Open jomiller opened this issue 7 months ago • 1 comments

Channel

C++Weekly

Topics

There are several ways of accessing the data in a std::variant, including std::visit, std::get and std::get_if. What are the best practices for using each of these functions? Does the answer depend on the number of alternatives in the std::variant? For example, if a std::variant has only two alternatives (and it will never have more), are either of the following patterns ever better than using std::visit?

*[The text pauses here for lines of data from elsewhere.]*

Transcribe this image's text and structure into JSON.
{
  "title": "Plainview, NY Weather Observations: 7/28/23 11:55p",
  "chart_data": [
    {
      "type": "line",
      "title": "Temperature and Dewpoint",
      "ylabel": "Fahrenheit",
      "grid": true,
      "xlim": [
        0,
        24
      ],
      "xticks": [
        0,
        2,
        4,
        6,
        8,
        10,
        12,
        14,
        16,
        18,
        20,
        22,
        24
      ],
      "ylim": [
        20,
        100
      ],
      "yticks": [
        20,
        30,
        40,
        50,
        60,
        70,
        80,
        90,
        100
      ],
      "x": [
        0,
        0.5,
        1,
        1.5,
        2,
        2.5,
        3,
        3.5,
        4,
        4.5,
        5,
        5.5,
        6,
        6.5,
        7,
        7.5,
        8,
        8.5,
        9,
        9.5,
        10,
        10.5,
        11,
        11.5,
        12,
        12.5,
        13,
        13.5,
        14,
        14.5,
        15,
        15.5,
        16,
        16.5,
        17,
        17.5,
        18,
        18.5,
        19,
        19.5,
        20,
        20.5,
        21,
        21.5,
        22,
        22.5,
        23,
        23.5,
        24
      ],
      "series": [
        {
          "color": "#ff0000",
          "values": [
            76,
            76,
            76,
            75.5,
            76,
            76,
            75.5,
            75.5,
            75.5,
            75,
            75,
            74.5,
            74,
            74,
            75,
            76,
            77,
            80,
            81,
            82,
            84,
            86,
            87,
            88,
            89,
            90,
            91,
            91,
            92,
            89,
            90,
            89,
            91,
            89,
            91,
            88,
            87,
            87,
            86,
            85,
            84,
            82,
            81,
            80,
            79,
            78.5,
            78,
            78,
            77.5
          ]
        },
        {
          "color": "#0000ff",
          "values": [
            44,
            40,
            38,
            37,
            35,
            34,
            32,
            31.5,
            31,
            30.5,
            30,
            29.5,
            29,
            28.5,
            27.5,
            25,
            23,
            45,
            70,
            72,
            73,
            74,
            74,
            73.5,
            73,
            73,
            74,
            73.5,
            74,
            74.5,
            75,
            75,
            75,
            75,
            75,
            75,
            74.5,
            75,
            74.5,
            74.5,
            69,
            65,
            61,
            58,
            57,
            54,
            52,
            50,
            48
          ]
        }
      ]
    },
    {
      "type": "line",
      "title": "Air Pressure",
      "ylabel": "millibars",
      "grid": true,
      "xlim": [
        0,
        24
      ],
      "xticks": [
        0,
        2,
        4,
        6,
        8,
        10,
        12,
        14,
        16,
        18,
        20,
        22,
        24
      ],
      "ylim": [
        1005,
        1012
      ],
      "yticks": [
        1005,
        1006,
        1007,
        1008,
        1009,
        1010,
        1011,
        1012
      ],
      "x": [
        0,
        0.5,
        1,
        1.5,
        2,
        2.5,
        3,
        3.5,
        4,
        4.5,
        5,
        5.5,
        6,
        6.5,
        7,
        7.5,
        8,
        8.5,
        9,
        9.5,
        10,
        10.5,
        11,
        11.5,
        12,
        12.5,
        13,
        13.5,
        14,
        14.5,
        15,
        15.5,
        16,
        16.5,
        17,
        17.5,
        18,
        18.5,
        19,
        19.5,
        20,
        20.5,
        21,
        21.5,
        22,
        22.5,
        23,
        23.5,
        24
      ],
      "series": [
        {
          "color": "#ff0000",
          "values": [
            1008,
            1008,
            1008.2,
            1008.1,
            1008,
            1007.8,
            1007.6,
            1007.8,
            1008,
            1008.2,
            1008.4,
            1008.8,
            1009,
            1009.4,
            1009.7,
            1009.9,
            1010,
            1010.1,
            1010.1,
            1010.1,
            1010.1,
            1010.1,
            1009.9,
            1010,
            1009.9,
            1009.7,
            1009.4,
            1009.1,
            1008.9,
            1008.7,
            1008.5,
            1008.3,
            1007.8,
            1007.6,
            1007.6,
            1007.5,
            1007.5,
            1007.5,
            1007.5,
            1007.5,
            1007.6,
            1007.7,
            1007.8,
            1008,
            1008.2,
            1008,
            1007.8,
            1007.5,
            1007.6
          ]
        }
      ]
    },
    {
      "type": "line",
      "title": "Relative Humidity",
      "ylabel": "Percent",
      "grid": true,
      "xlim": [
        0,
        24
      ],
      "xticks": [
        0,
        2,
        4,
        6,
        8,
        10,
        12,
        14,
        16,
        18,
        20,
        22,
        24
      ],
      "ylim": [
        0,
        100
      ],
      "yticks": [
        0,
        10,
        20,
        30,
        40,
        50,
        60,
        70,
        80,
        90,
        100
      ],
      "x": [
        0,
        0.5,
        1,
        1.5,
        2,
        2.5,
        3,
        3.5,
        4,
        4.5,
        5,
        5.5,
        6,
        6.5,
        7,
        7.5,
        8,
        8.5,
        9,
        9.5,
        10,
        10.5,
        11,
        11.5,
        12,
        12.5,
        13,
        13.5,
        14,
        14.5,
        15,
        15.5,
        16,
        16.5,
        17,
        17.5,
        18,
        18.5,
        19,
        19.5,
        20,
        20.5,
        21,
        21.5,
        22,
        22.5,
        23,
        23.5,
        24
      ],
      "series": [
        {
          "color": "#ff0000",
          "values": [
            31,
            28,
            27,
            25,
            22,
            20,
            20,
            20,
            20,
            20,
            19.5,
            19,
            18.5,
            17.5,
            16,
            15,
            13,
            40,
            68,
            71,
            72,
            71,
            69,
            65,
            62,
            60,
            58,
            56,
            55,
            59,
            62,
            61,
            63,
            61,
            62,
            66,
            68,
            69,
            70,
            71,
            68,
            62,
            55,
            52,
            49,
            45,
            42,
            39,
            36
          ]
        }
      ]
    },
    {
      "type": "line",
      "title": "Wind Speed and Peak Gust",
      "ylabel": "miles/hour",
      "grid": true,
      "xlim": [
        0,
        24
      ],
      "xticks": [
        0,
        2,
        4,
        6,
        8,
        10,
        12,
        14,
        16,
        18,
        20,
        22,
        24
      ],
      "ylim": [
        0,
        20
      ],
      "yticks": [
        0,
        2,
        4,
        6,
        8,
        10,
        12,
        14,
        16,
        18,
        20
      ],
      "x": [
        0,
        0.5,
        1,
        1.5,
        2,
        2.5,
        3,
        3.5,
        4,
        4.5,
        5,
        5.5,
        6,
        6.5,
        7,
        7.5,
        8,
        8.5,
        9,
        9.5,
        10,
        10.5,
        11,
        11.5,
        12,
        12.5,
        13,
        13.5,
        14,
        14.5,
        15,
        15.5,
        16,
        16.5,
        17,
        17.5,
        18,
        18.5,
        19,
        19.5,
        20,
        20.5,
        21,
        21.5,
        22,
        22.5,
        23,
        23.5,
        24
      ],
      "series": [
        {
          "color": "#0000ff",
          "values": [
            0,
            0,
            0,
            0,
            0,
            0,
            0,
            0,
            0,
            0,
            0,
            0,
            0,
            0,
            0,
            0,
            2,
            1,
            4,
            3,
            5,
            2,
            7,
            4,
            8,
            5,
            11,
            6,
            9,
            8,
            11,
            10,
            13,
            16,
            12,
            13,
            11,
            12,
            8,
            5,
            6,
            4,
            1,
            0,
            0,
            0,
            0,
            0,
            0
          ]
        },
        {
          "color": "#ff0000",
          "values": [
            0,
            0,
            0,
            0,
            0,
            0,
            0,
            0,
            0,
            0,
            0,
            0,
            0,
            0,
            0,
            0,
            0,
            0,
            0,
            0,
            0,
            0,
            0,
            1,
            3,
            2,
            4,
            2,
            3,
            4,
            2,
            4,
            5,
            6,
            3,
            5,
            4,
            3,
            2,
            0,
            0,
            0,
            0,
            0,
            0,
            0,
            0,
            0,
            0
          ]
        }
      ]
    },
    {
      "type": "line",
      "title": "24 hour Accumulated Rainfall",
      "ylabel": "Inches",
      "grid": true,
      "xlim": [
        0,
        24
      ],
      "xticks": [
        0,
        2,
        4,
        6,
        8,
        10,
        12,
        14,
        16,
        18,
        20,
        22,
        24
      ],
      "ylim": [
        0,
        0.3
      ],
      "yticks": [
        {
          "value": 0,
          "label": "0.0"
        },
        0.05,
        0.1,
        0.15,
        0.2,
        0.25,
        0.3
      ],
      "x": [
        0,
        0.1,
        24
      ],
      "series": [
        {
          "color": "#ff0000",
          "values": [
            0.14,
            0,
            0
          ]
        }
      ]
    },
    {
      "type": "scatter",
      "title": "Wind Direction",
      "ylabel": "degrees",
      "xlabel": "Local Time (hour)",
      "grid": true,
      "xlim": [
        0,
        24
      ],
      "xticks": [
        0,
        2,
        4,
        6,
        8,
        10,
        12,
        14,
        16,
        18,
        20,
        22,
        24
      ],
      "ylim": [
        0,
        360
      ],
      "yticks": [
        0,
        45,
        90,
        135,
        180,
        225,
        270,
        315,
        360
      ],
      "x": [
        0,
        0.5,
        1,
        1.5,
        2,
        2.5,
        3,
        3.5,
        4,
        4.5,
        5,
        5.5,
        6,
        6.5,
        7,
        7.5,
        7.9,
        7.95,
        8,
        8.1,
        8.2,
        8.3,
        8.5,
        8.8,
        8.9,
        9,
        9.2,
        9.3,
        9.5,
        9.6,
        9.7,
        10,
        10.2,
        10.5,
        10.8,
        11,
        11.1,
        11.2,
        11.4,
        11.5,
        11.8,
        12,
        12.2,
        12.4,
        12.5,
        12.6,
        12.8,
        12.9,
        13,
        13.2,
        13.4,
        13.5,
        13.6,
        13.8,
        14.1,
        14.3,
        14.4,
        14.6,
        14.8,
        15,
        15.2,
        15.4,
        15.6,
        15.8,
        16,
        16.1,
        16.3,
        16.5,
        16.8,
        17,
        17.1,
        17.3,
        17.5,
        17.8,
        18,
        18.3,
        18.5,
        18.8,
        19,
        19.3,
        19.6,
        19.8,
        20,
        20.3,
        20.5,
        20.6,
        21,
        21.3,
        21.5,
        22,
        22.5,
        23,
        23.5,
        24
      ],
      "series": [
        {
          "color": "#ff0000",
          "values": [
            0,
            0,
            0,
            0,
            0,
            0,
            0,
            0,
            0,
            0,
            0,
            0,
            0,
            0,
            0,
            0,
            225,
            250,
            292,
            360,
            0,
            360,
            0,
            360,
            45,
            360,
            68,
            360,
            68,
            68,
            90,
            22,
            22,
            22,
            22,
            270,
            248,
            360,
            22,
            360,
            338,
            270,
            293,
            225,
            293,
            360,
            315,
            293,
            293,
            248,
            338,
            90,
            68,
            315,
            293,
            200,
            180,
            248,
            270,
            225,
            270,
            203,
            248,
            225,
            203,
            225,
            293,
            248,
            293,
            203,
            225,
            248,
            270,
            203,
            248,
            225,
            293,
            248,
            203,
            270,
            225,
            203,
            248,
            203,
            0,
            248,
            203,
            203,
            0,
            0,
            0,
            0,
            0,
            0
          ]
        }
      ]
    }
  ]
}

std::variant<int, std::string> myVariant = ...;
if (auto* intValue = std::get_if<int>(&myVariant); intValue)
{
    twiddle(*intValue);
}
else
{
    frobnicate(std::get<std::string>(myVariant));
}
std::variant<int, std::string> myVariant = ...;
if (std::holds_alternative<int>(myVariant))
{
    twiddle(std::get<int>(myVariant));
}
else
{
    frobnicate(std::get<std::string>(myVariant));
}

Length

5-10 minutes

jomiller avatar May 23 '25 14:05 jomiller

I'd personally vote for always using std::visit (or the new .visit) unless you're just testing something quickly. Using visit is more verbose but there's a benefit to having to always handle all cases: it helps you catch forgotten places that need changing when you update the variant types, especially when you add new ones. For this reason you should also avoid using catch-all overloads in the visitor functor, since that completely circumvents the usefulness.